I would suggest that other agencies have found it difficult or impossible to "leverage outcomes" so using the benefit system is the next logical step.

In 2012 CPAG made an Official Information Act request asking what advice the Minister of Social Development had received in respect of the decision to impose obligations on sole parent beneficiaries. 17 According to an aide memoir dated 24 th May 2012, social obligations “reinforce and achieve important social objectives including better outcomes for vulnerable children and maintenance of law and order .” There was no supporting evidence that these “important social objectives” would be achieved, nor any explanation of why “maintenance of law and order” is an appropriate purpose for the welfare system.

Again existing "maintenance of law and order" is, at best, a partially unsuccessful affair. Many law breakers receive taxpayer-funded income support however. So to make that support conditional on behaving lawfully seems sensible and legitimate. "Appropriate" even.

Emphasising the reforms’ focus on achieving social goals rather than income support, the aide memoire notes: “By its nature, the benefit system provides an opportunity to improve social outcomes because it supports, primarily, lower socio-economic groups.” This highly loaded sentence suggests it is appropriate to use the benefit system to pursue better outcomes for “lower socio-economic groups” even though it is not clear who, exactly, is a member of this group or groups.

Anybody on a benefit is by definition a member of  a "lower socio-economic group". If they are'nt they are defrauding the benefit system.

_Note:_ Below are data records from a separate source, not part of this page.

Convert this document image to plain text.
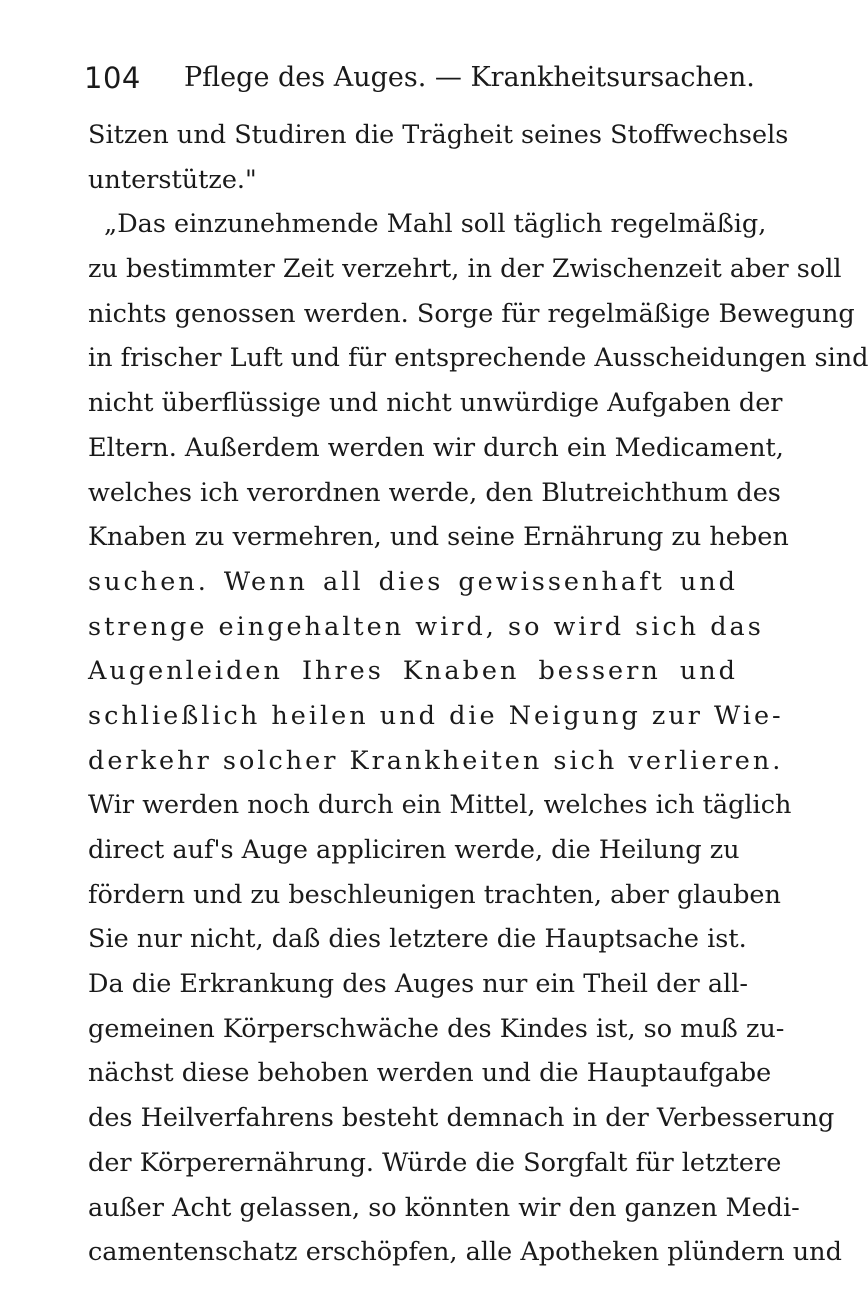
104 Pflege des Auges. — Krankheitsursachen.
Sitzen und Studiren die Trägheit seines Stoffwechsels
unterstütze."
„Das einzunehmende Mahl soll täglich regelmäßig,
zu bestimmter Zeit verzehrt, in der Zwischenzeit aber soll
nichts genossen werden. Sorge für regelmäßige Bewegung
in frischer Luft und für entsprechende Ausscheidungen sind
nicht überflüssige und nicht unwürdige Aufgaben der
Eltern. Außerdem werden wir durch ein Medicament,
welches ich verordnen werde, den Blutreichthum des
Knaben zu vermehren, und seine Ernährung zu heben
suchen. Wenn all dies gewissenhaft und
strenge eingehalten wird, so wird sich das
Augenleiden Ihres Knaben bessern und
schließlich heilen und die Neigung zur Wie-
derkehr solcher Krankheiten sich verlieren.
Wir werden noch durch ein Mittel, welches ich täglich
direct auf's Auge appliciren werde, die Heilung zu
fördern und zu beschleunigen trachten, aber glauben
Sie nur nicht, daß dies letztere die Hauptsache ist.
Da die Erkrankung des Auges nur ein Theil der all-
gemeinen Körperschwäche des Kindes ist, so muß zu-
nächst diese behoben werden und die Hauptaufgabe
des Heilverfahrens besteht demnach in der Verbesserung
der Körperernährung. Würde die Sorgfalt für letztere
außer Acht gelassen, so könnten wir den ganzen Medi-
camentenschatz erschöpfen, alle Apotheken plündern und
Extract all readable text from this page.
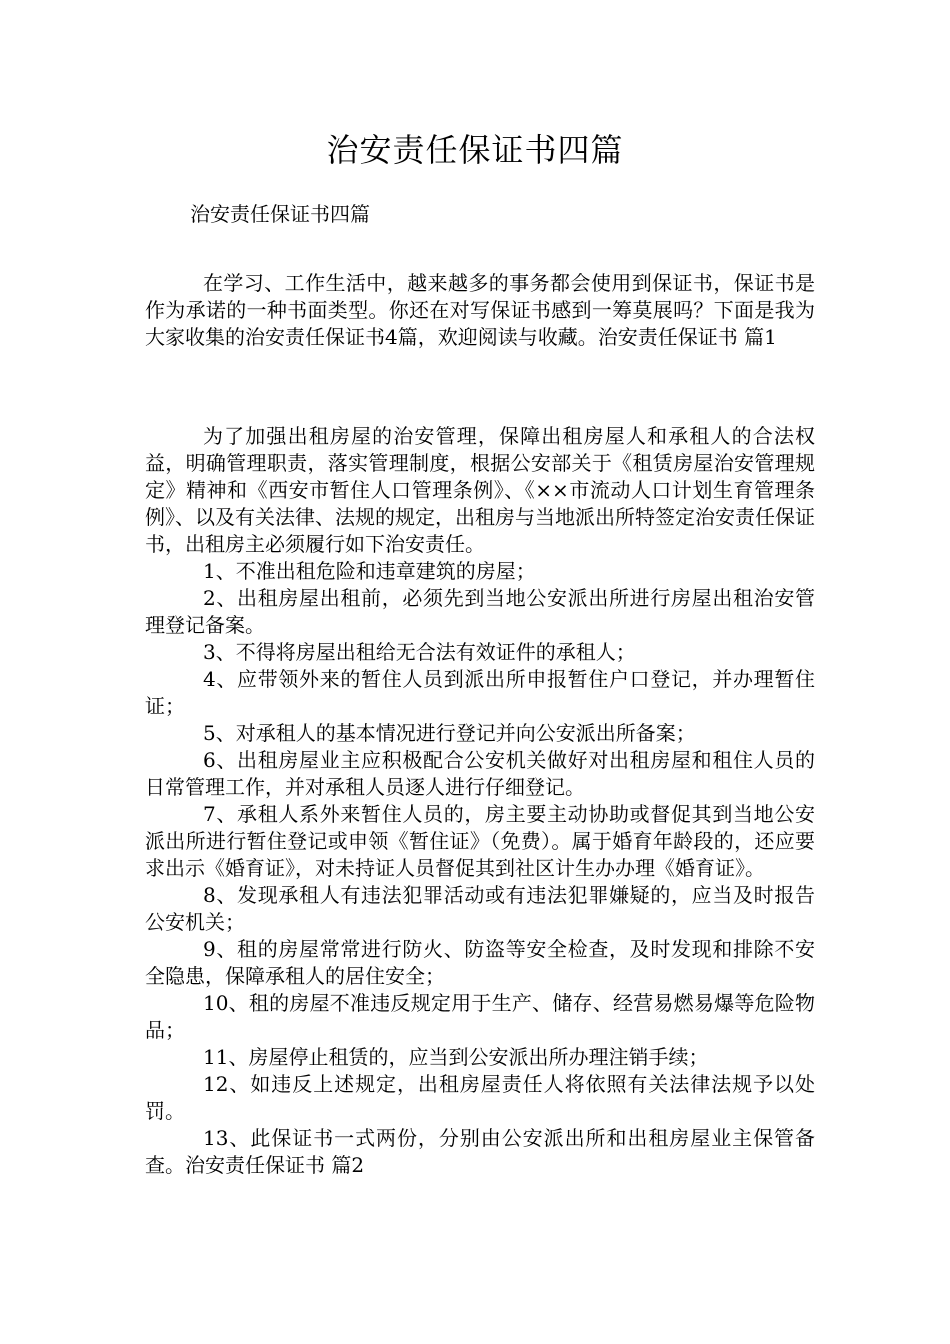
治安责任保证书四篇
治安责任保证书四篇

在学习、工作生活中，越来越多的事务都会使用到保证书，保证书是作为承诺的一种书面类型。你还在对写保证书感到一筹莫展吗？下面是我为大家收集的治安责任保证书4篇，欢迎阅读与收藏。治安责任保证书 篇1

为了加强出租房屋的治安管理，保障出租房屋人和承租人的合法权益，明确管理职责，落实管理制度，根据公安部关于《租赁房屋治安管理规定》精神和《西安市暂住人口管理条例》、《××市流动人口计划生育管理条例》、以及有关法律、法规的规定，出租房与当地派出所特签定治安责任保证书，出租房主必须履行如下治安责任。

1、不准出租危险和违章建筑的房屋；

2、出租房屋出租前，必须先到当地公安派出所进行房屋出租治安管理登记备案。

3、不得将房屋出租给无合法有效证件的承租人；

4、应带领外来的暂住人员到派出所申报暂住户口登记，并办理暂住证；

5、对承租人的基本情况进行登记并向公安派出所备案；

6、出租房屋业主应积极配合公安机关做好对出租房屋和租住人员的日常管理工作，并对承租人员逐人进行仔细登记。

7、承租人系外来暂住人员的，房主要主动协助或督促其到当地公安派出所进行暂住登记或申领《暂住证》（免费）。属于婚育年龄段的，还应要求出示《婚育证》，对未持证人员督促其到社区计生办办理《婚育证》。

8、发现承租人有违法犯罪活动或有违法犯罪嫌疑的，应当及时报告公安机关；

9、租的房屋常常进行防火、防盗等安全检查，及时发现和排除不安全隐患，保障承租人的居住安全；

10、租的房屋不准违反规定用于生产、储存、经营易燃易爆等危险物品；

11、房屋停止租赁的，应当到公安派出所办理注销手续；

12、如违反上述规定，出租房屋责任人将依照有关法律法规予以处罚。

13、此保证书一式两份，分别由公安派出所和出租房屋业主保管备查。治安责任保证书 篇2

The aide memoire cites a US study showing most welfare sanctions were for work test failures (61%) while only 15% were for obligation failures (such as children not attending school). This suggests that the behaviour of beneficiaries as a whole is not that different from the general population. Indeed, recent reports have highlighted “rich and poor families pulling their youngsters from school for travel” while the principal of a South Auckland school observes “older children sometimes missed school to help babysit or step in for parents who were working long hours” (Jones, 2013a). It is therefore difficult to see why beneficiary parents have been singled out for special treatment.

15% of all sanctions tells us nothing about the actual number or how it relates to the comparative population. Why not look at the data regarding the increased incidence of child abuse and neglect and then try the line, "It is therefore difficult to see why beneficiary parents have been singled out for special treatment." But I forget. CPAG don't accept that difference either.

Of all the benefit sanctions in 2012 (56427) only 15 percent (8286) applied to beneficiaries with children. Only 918 had their benefit suspended or cancelled. CPAG admits,
The majority of clients (520) who are sanctioned have sanctions imposed for up to four weeks, while a much smaller number (78) are sanctioned from 4-8 weeks, and a very few (25) are sanctioned for over 8 weeks.While the numbers are relatively small, the question remains as to how families cope with severely restricted incomes, especially over long periods.

CPAG nevertheless want to use this data to advocate that children of sanctioned beneficiary parents are in dire straits. That expectations and obligations upon their parents are highly unreasonable. That work is not the best way out of poverty. In fact, in some circumstances...

...paid work just becomes a time-consuming farce which is cost ineffective and harmful to the long term wellbeing of the children.